US 12,488,034 B2
Searching editing components based on text using a machine learning model
Sijie Zhu, Los Angeles, CA (US); Lu Xu, Los Angeles, CA (US); Fan Chen, Los Angeles, CA (US); and Longyin Wen, Los Angeles, CA (US)
Assigned to Lemon Inc., Grand Cayman (KY)
Filed by Lemon Inc., Grand Cayman (KY)
Filed on Mar. 7, 2024, as Appl. No. 18/599,097.
Prior Publication US 2025/0284723 A1, Sep. 11, 2025
Int. Cl. G06F 17/00 (2019.01); G06F 16/334 (2025.01); G06F 16/338 (2019.01); G06N 20/00 (2019.01)

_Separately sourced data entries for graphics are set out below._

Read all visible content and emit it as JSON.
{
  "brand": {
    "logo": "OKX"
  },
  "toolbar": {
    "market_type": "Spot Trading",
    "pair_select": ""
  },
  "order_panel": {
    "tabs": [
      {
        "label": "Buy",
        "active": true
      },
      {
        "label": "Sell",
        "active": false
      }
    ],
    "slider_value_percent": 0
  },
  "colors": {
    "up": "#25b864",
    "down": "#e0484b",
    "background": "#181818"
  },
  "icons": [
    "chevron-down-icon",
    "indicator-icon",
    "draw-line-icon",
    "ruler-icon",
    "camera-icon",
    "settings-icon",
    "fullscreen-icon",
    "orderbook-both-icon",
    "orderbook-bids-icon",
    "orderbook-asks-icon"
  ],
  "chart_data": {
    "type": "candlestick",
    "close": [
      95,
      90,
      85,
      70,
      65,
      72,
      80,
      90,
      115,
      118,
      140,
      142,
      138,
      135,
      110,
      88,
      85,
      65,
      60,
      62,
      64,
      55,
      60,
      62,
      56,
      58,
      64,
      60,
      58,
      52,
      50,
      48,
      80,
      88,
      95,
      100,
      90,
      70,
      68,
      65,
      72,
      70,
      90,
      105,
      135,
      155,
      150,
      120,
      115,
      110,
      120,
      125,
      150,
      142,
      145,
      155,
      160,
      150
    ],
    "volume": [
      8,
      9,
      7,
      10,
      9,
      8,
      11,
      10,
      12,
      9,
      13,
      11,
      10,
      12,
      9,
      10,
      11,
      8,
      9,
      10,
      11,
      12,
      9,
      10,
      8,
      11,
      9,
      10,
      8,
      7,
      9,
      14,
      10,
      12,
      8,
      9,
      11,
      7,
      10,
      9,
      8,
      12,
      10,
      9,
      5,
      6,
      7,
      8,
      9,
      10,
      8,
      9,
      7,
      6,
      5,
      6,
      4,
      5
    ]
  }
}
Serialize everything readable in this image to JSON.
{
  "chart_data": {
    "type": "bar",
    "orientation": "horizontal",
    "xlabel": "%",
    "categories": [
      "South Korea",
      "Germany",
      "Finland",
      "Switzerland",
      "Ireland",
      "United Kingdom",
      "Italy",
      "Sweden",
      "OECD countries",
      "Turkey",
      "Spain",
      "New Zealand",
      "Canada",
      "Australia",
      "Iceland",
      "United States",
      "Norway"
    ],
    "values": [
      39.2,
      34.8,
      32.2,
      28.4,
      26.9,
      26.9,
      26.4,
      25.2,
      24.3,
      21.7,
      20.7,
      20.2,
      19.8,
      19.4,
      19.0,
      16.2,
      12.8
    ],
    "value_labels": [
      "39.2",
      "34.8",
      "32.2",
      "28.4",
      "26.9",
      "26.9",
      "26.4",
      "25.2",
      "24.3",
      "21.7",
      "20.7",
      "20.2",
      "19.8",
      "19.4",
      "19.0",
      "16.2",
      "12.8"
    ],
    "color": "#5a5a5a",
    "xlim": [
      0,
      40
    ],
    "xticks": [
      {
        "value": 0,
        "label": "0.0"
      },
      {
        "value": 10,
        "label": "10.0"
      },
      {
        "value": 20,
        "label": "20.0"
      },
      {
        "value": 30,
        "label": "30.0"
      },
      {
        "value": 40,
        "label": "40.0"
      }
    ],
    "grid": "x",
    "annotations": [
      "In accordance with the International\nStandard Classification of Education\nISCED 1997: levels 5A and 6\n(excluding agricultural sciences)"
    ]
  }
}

CPC G06F 16/338 (2019.01) [G06F 16/334 (2019.01); G06N 20/00 (2019.01)] 20 Claims
OG exemplary drawing
 
1. A method for searching editing components based on text using a machine learning model, comprising:
acquiring a plurality of visual embeddings indicative of a plurality of visual editing components by the machine learning model, wherein the machine learning model is trained to align visual embeddings with text embeddings by projecting the visual embeddings and the text embeddings into a common space, and wherein the plurality of visual editing components comprise effects configured to be applied to videos;
projecting the plurality of visual embeddings indicative of the plurality of visual editing components into the common space by a first sub-model of the machine learning model;
receiving a text query input by a user;
generating a text embedding indicative of the text query;
projecting the text embedding into the common space by a second sub-model of the machine learning model;
determining at least one visual editing component among the plurality of visual editing components based on the projected text embedding and the plurality of projected visual embeddings in the common space;
displaying information indicative of the at least one visual editing component via a user interface; and
applying the at least one visual editing component to a video in response to user input selecting the at least one visual editing component.